As undergraduates, we come to college ready to learn and ready to be taught. We come desperate to find a set of core values that we can adhere to for the rest of our lives. And in our haste to begin our search, we come to college prepared to ease our passage into an alien place by willingly adapting to and accepting what is new and different. At Dartmouth that entails an uncritical acceptance of tradition.

From day one, when we, as freshmen, still nurture unformed values in the tentative refuge of our impressionable minds, we gather as a group in an impressive auditorium and sing the alma mater. We rise in unison and sing in unison, and when we reach the second stanza we belt out in unison, "Dear old Dartmouth, set a watch/ Lest the old traditions fail!" From that point on our faith in tradition begins to grow.

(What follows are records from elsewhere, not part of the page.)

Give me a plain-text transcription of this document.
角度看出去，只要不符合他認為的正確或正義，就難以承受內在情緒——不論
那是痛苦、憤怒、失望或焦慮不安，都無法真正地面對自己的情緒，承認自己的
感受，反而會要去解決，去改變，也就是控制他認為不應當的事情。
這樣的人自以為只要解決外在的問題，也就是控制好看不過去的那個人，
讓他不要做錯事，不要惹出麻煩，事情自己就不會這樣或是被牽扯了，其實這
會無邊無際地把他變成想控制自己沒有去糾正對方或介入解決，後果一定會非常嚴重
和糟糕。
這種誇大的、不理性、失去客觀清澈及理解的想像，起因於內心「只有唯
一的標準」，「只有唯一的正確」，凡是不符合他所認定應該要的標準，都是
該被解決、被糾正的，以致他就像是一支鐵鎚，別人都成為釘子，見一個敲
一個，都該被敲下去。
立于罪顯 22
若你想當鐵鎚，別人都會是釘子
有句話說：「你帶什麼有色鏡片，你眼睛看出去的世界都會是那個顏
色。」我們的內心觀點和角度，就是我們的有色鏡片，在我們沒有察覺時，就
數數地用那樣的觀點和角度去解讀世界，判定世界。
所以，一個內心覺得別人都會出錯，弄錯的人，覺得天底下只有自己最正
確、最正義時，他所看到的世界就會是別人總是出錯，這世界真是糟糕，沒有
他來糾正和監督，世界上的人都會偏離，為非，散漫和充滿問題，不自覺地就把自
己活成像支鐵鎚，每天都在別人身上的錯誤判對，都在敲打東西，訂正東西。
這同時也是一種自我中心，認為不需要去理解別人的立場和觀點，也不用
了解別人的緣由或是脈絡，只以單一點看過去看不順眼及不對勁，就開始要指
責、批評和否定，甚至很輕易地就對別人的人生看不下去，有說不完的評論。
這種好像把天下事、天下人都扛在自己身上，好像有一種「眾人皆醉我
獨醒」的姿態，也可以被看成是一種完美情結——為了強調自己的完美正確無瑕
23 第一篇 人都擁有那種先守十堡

When we enter the Dartmouth community we immediately feel proud to be a part of something so old and so large, something bigger than ourselves and older than the nation we live in. We begin to believe in the overwhelming importance of tradition. Subconsciously, we think to ourselves: God forbid the old traditions should fail; God forbid my class, preceded by hundreds of others, should be the first to betray those values. The majority of us then go on to join fraternities and sororities that are amongst the oldest in the country, and we voluntarily do things during pledge term for the sole reason that they have been done that way in years past. Slowly, tradition becomes a source of comfort for us, and we become invested in preserving it. Slowly, we become entrenched in our established views and unwilling to challenge them. Slowly, in our blind acceptance of tradition and in our resistance to change we have become fundamentally conservative. And despite the fact that we might still believe in abortion, in a public welfare system, and in the environment, we have become liberal shells with conservative embryos growing within us.

In the end, Dartmouth succeeds in undermining our superficial liberal views by supplanting them with fundamental conservative values. And inasmuch as we become invested in tradition and uncritical of the status quo, there will come a time when the rest of the world catches up to our established liberal norm, and we will be the conservative leaders of the future, ever ready to prevent further progress.